Mont Saint-Clair, dédale-belvédère, complexe et inimaginable labyrinthe pour qui n’a pas arpenté ses ruelles sans finir par s’y perdre. C’est grâce à cela, justement, que le lieu offre une vision sans cesse renouvellée et sur la mer. Mer d’un côté, lame parfaite, bleue, verte, clairsemée de moutons lorsque le mistral règne. À 180°, terre à l’autre bord, mais bien avant la silhouette bleutée des contreforts du Larzac, l’eau encore, et le soir le trou béant et sombre où sommeillent les dorades et les anemones. Deux topographies différentes, dialoguant. Hors champ de la vague, sable luisant, quelques secondes. Lorsqu’on monte sur Saint-Clair, imperceptiblement, la surface de bleu augmente, nous fait ressentir l’élévation; aussi, la mer s’élève dans notre champ de vision en proportion exacte de notre ascension.

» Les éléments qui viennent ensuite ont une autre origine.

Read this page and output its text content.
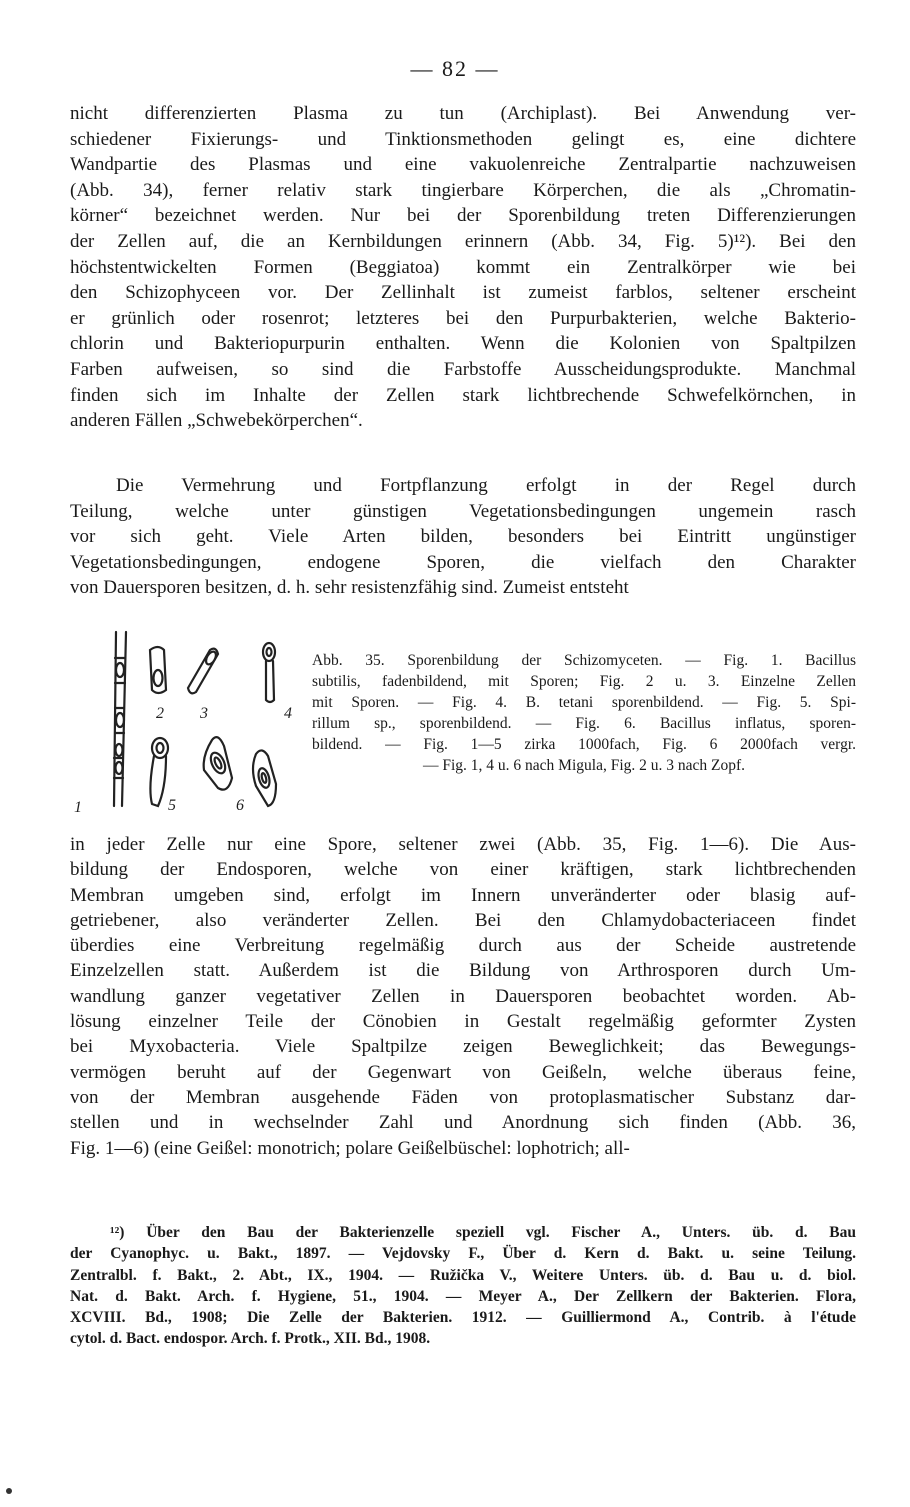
— 82 —
nicht differenzierten Plasma zu tun (Archiplast). Bei Anwendung ver-
schiedener Fixierungs- und Tinktionsmethoden gelingt es, eine dichtere
Wandpartie des Plasmas und eine vakuolenreiche Zentralpartie nachzuweisen
(Abb. 34), ferner relativ stark tingierbare Körperchen, die als „Chromatin-
körner“ bezeichnet werden. Nur bei der Sporenbildung treten Differenzierungen
der Zellen auf, die an Kernbildungen erinnern (Abb. 34, Fig. 5)¹²). Bei den
höchstentwickelten Formen (Beggiatoa) kommt ein Zentralkörper wie bei
den Schizophyceen vor. Der Zellinhalt ist zumeist farblos, seltener erscheint
er grünlich oder rosenrot; letzteres bei den Purpurbakterien, welche Bakterio-
chlorin und Bakteriopurpurin enthalten. Wenn die Kolonien von Spaltpilzen
Farben aufweisen, so sind die Farbstoffe Ausscheidungsprodukte. Manchmal
finden sich im Inhalte der Zellen stark lichtbrechende Schwefelkörnchen, in
anderen Fällen „Schwebekörperchen“.
Die Vermehrung und Fortpflanzung erfolgt in der Regel durch
Teilung, welche unter günstigen Vegetationsbedingungen ungemein rasch
vor sich geht. Viele Arten bilden, besonders bei Eintritt ungünstiger
Vegetationsbedingungen, endogene Sporen, die vielfach den Charakter
von Dauersporen besitzen, d. h. sehr resistenzfähig sind. Zumeist entsteht
1
2 3	4
5	6
Abb. 35. Sporenbildung der Schizomyceten. — Fig. 1. Bacillus
subtilis, fadenbildend, mit Sporen; Fig. 2 u. 3. Einzelne Zellen
mit Sporen. — Fig. 4. B. tetani sporenbildend. — Fig. 5. Spi-
rillum sp., sporenbildend. — Fig. 6. Bacillus inflatus, sporen-
bildend. — Fig. 1—5 zirka 1000fach, Fig. 6 2000fach vergr.
— Fig. 1, 4 u. 6 nach Migula, Fig. 2 u. 3 nach Zopf.
in jeder Zelle nur eine Spore, seltener zwei (Abb. 35, Fig. 1—6). Die Aus-
bildung der Endosporen, welche von einer kräftigen, stark lichtbrechenden
Membran umgeben sind, erfolgt im Innern unveränderter oder blasig auf-
getriebener, also veränderter Zellen. Bei den Chlamydobacteriaceen findet
überdies eine Verbreitung regelmäßig durch aus der Scheide austretende
Einzelzellen statt. Außerdem ist die Bildung von Arthrosporen durch Um-
wandlung ganzer vegetativer Zellen in Dauersporen beobachtet worden. Ab-
lösung einzelner Teile der Cönobien in Gestalt regelmäßig geformter Zysten
bei Myxobacteria. Viele Spaltpilze zeigen Beweglichkeit; das Bewegungs-
vermögen beruht auf der Gegenwart von Geißeln, welche überaus feine,
von der Membran ausgehende Fäden von protoplasmatischer Substanz dar-
stellen und in wechselnder Zahl und Anordnung sich finden (Abb. 36,
Fig. 1—6) (eine Geißel: monotrich; polare Geißelbüschel: lophotrich; all-
¹²) Über den Bau der Bakterienzelle speziell vgl. Fischer A., Unters. üb. d. Bau
der Cyanophyc. u. Bakt., 1897. — Vejdovsky F., Über d. Kern d. Bakt. u. seine Teilung.
Zentralbl. f. Bakt., 2. Abt., IX., 1904. — Ružička V., Weitere Unters. üb. d. Bau u. d. biol.
Nat. d. Bakt. Arch. f. Hygiene, 51., 1904. — Meyer A., Der Zellkern der Bakterien. Flora,
XCVIII. Bd., 1908; Die Zelle der Bakterien. 1912. — Guilliermond A., Contrib. à l'étude
cytol. d. Bact. endospor. Arch. f. Protk., XII. Bd., 1908.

Préserver l’inattendu, entraînement; susciter la redécouverte à une autre échelle, de l’horizon. Situation immémoriale. Sonder ce qui se joue dans la contemplation de la mer. Expérience esthétique limite; revivifiant à la fois l’énigme en même temps qu’elle dissout définitivement toute attente d’une possible réponse.

Vent iodé, aveuglement, pleine lumière…

Hors champ de la vague, sable luisant quelques secondes.

En conclusion, à propos de ces images, quelques notes sur les origines de ma recherche, simplement pour éclairer les conditions de réalisation de ce travail.

La pratique photographique n’est pas un but en soi, plutôt un moyen concret permettant de vivre les expériences contemplatives nécessaires à un équilibre physiologique et mental.

Le désir d’essayer de photographier le vide, naturellement, est vain, Néanmoins, au cœur de certaines images, un vide affleure, il pourrait constituer le véritable sujet, hors champ.

Ne pas penser que le vide équivaut au rien. Le néant est l’univers du rien, négation close, nihiliste. Au contraire, le vide peut faire naître dans son dépassement l’affirmation.

Vide, condition nécessaire à ce que quelque chose puisse advenir, par nature uni à l’ouvert.